I think the need for this is relatively higher in an anti-inductive environment like trying to beat the market than in an inductive environment like materials science or disease modeling. In the former, you don’t dare deploy until you’re confident it’s missing nothing; in the latter, what you have mid-iteration is still very useful, especially if you’re making big time-sensitive decisions.
This seems important.
Another feature of competitive markets is that “not betting” is always available as a safe default option. Maybe that means waiting to bet until some unknown future date when your models are good enough, maybe it means never betting in that market. In many other contexts (like responding to covid-19) there is no safe default option.
“Not betting” is an illusion. In all cases, choosing not to take any given bet is itself a bet: you’re betting that you’ll find something better to do with that chunk of resources.
Not betting, in the sense of keeping the money in index funds or somewhere else on the risk/reward Pareto frontier of easy strategies, at least limits your expected downside compared to entering shark-infested waters in an imperfect cage.
One obviously mistaken model that I got a lot of use out of during a stretch of Feb-Mar is the one where the cumulative number of coronavirus infections in a region doubles every n days (for some globally fixed, unknown value of n).
This model has ridiculous implications if you extend it forward for a few months, as well as various other flaws. I was aware of those ridiculous implications and some of those other flaws, and used it anyways for several days before trying to find less flawed models.
I’m glad that I did, since it helped me have a better grasp of the situation and be more prepared for what was coming. And I don’t think it would’ve made much difference at the time if I’d learned more about SEIR models and so on.

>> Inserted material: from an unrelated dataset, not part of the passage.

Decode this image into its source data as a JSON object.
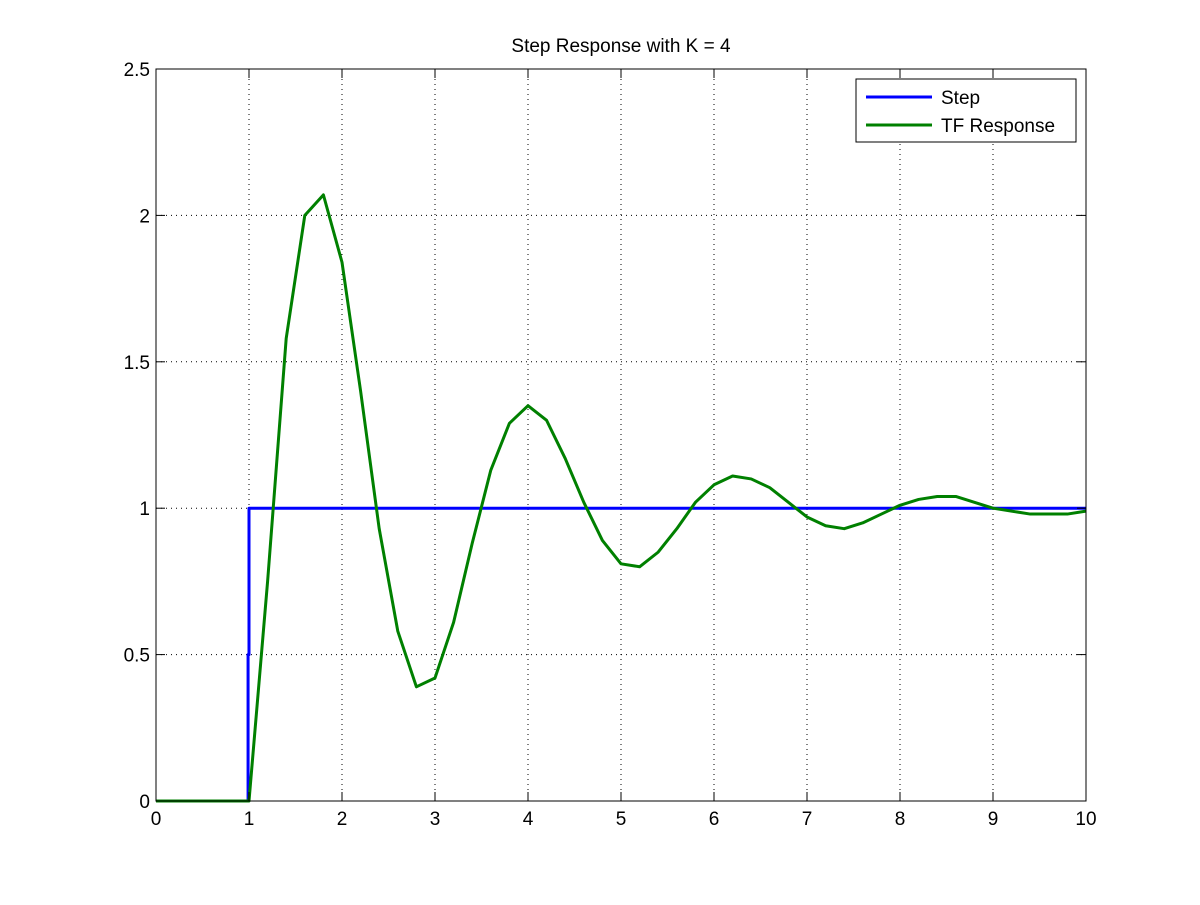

It’s unclear how examples like this are supposed to fit with the One Mistake Rule or the exceptions in the last paragraph.
I think you’re making this argument a bit strongly. Now, I’ve written a number of posts arguing that most people are too dismissive of flaws in models that only occur in hypothetical or unrealistic situations, but I don’t think perfection is realistic. It seems that a model with no flaws would have to approach infinite complexity in most cases. The only reason why this rule might work is eventually your model will become complex enough that you can’t find the mistake. Additionally, you will be limited by the data you have. It’s no good knowing that prediction X is wrong because you ignore factor F if you don’t have data related to factor F.
What are good methods of determining when the model is giving a definitely wrong answer, and when your not-a-model is grossly overconfident and wrong?
All models go wrong somewhere , and they are still useful if you use them where they don’t go wrong.
Also, people can design a specific application environment to reduce the bad effects resulting from the error of the model.
Thinking about Donald’s and Dagon’s comments I do think there is something that can be more fully acknowledged (though was also reasonably assumed I think).
I walked away from the OP, but those two comments further clarified for me my own thinking, the one strike rule is a good way to refine our maps when we know the territory we are mapping out.
However, that is not always the case so when making call on a strike we should make sure that we’re actually in the territory or home plate and have not wondered somewhere else. I think that was supposed to be address as part of the discussion about was it a mistake or not.
I think this makes for a useful heuristic when modeling but clearly other heuristics should also be applied to ensure you do stay in the territory intended. So is there a good one for helping to keep one on the right sports field? Is that needed, if no why and if so when?